1
votes

I am trying to use zlib to deflate (compress?) data from a textfile. It seems to work when I compress a file, but I am trying to prepend the zlib compressed file with custom header. Both the file and header should be compressed. However, when I add the header, the length of the compressed (deflated) file is much shorter than expected and comes out as an invalid zlib compressed object.

The code works great, until I add the header block of code between the XXX comments below.

The "FILE *source" variable is a sample file, I typically use /etc/passwd and the "char *header" is "blob 2172\0". Without the header block, the output is 904 bytes and deflatable (decompressable), but with the header it comes out to only 30 bytes. It also comes out as an invalid zlib object with the header block of code.

Any ideas where I am making a mistake, specifically why the output is invalid and shorter with the header?

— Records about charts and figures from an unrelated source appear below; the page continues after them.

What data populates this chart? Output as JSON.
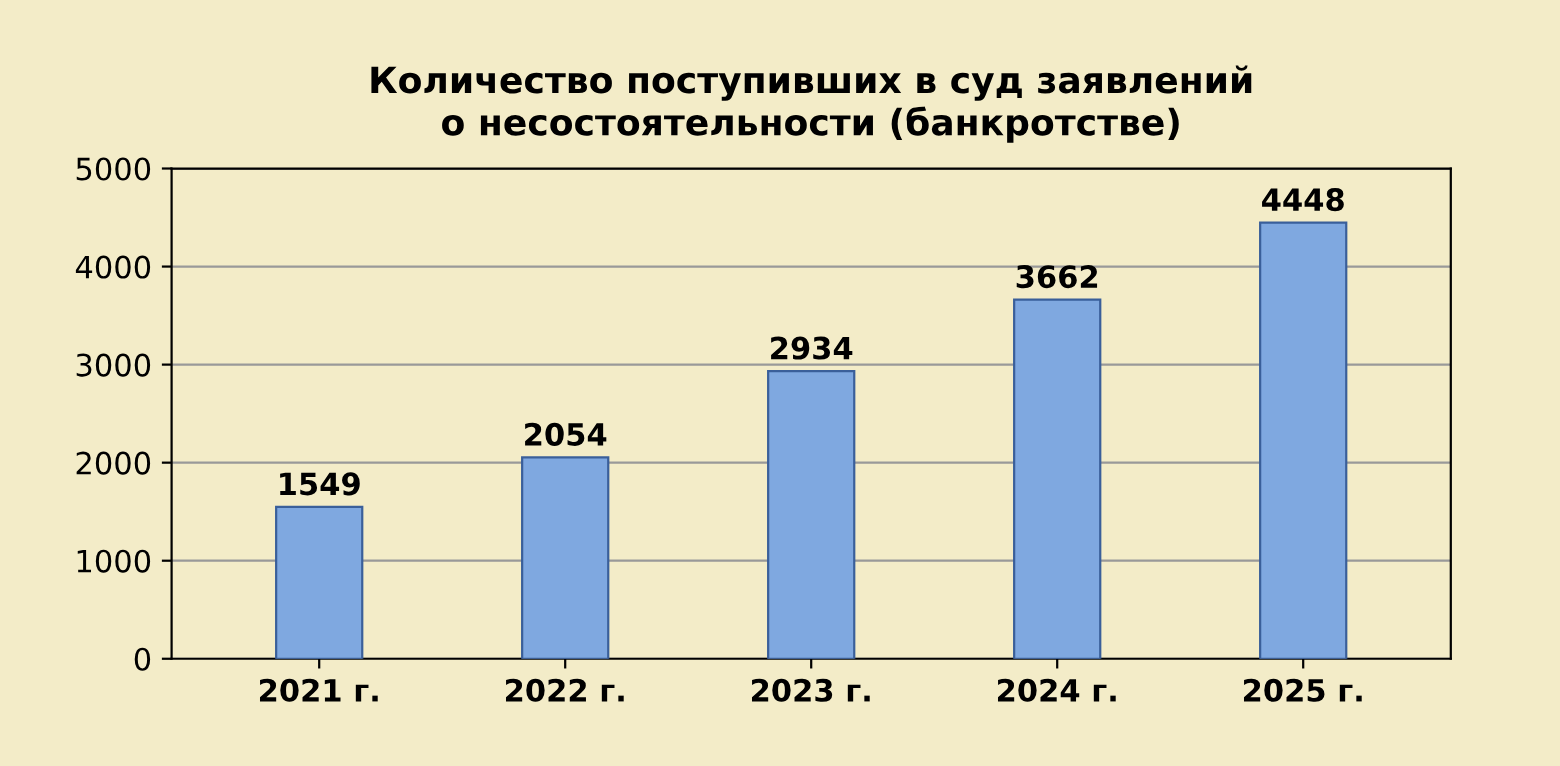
{
  "chart_data": {
    "type": "bar",
    "title": "Количество поступивших в суд заявлений\nо несостоятельности (банкротстве)",
    "categories": [
      "2021 г.",
      "2022 г.",
      "2023 г.",
      "2024 г.",
      "2025 г."
    ],
    "values": [
      1549,
      2054,
      2934,
      3662,
      4448
    ],
    "color": "#7fa8e0",
    "ylim": [
      0,
      5000
    ],
    "yticks": [
      0,
      1000,
      2000,
      3000,
      4000,
      5000
    ],
    "grid": "y",
    "data_labels": true
  }
}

If its relevant, I am writing this on FreeBSD.

#define Z_CHUNK16384
#define HEX_DIGEST_LENGTH       257

int
zcompress_and_header(FILE *source, char *header)
{
int ret, flush;
z_stream strm;
unsigned int have;
unsigned char in[Z_CHUNK];
unsigned char out[Z_CHUNK];

FILE *dest = stdout; // This is a temporary test

strm.zalloc = Z_NULL;
strm.zfree = Z_NULL;
strm.opaque = Z_NULL;
ret = deflateInit(&strm, Z_BEST_SPEED);
//ret = deflateInit2(&strm, Z_BEST_SPEED, Z_DEFLATED, 15 | 16, 8,
Z_DEFAULT_STRATEGY);

if (ret != Z_OK)
     return ret;

/* XXX Beginning of writing the header */

strm.next_in = (unsigned char *) header;
strm.avail_in = strlen(header) + 1;

do {
     strm.avail_out = Z_CHUNK;
     strm.next_out = out;
     if (deflate (& strm, Z_FINISH) < 0) {
          fprintf(stderr, "returned a bad status of.\n");
          exit(0);
     }
     have = Z_CHUNK - strm.avail_out;
     fwrite(out, 1, have, stdout);
} while(strm.avail_out == 0);

/* XXX End of writing the header */

do {
     strm.avail_in = fread(in, 1, Z_CHUNK, source);
     if (ferror(source)) {
          (void)deflateEnd(&strm);
          return Z_ERRNO;
     }

     flush = feof(source) ? Z_FINISH : Z_NO_FLUSH;
     strm.next_in = in;

     do {
          strm.avail_out = Z_CHUNK;
          strm.next_out = out;
          ret = deflate(&strm, flush);
          have = Z_CHUNK - strm.avail_out;
          if (fwrite(out, 1, have, dest) != have || ferror(dest)) {
               (void)deflateEnd(&strm);
               return Z_ERRNO;
          }
     } while(strm.avail_out == 0);

} while (flush != Z_FINISH);

} // End of function
2
Some questions, for clarification: 1) you defined "#define Z_CHUNK16384", I suppese it should be "#define Z_CHUNK 16384". If Z_CHUNK is defined elsewhere, the program compiles but uses an unexpectec chunk size.Giuseppe Guerrini
2) You are using strlen on header. Is the header a null terminated string?Giuseppe Guerrini
Z_CHUNK is called CHUNK and is defined as 16384 in the zpipe.c example from the zlib documentation. Just from knowing the code, I know that header is not null, but I take your point of needing to add an error checking.Farhan Yusufzai
Ok, I just wanted to point out that there should be a space between "Z_CHUNK" and "16384" in your #define at line 1, otherwise you don't actually define the macro "Z_CHUNK", but "Z_CHUNK13384".Giuseppe Guerrini

2 Answers

1
votes

deflate is not an archiver. It only compresses a stream. Once the stream is exhausted, your options are very limited. The manual clearly says that

If the parameter flush is set to Z_FINISH, pending input is processed, pending output is flushed and deflate returns with Z_STREAM_END if there was enough output space. If deflate returns with Z_OK or Z_BUF_ERROR, this function must be called again with Z_FINISH and more output space (updated avail_out) but no more input data, until it returns with Z_STREAM_END or an error. After deflate has returned Z_STREAM_END, the only possible operations on the stream are deflateReset or deflateEnd.

However, you are calling deflate for the file after you Z_FINISH the header, and zlib behaves unpredictably. The likely fix is to not use Z_FINISH for the header at all, and let the other side understand that the first line in the decompressed string is a header (or impose some archiving protocol understood by both sides).

0
votes

Your first calls of deflate() should use Z_NO_FLUSH, not Z_FINISH. Z_FINISH should only be used when the last of the data to be compressed is provided with the deflate() call.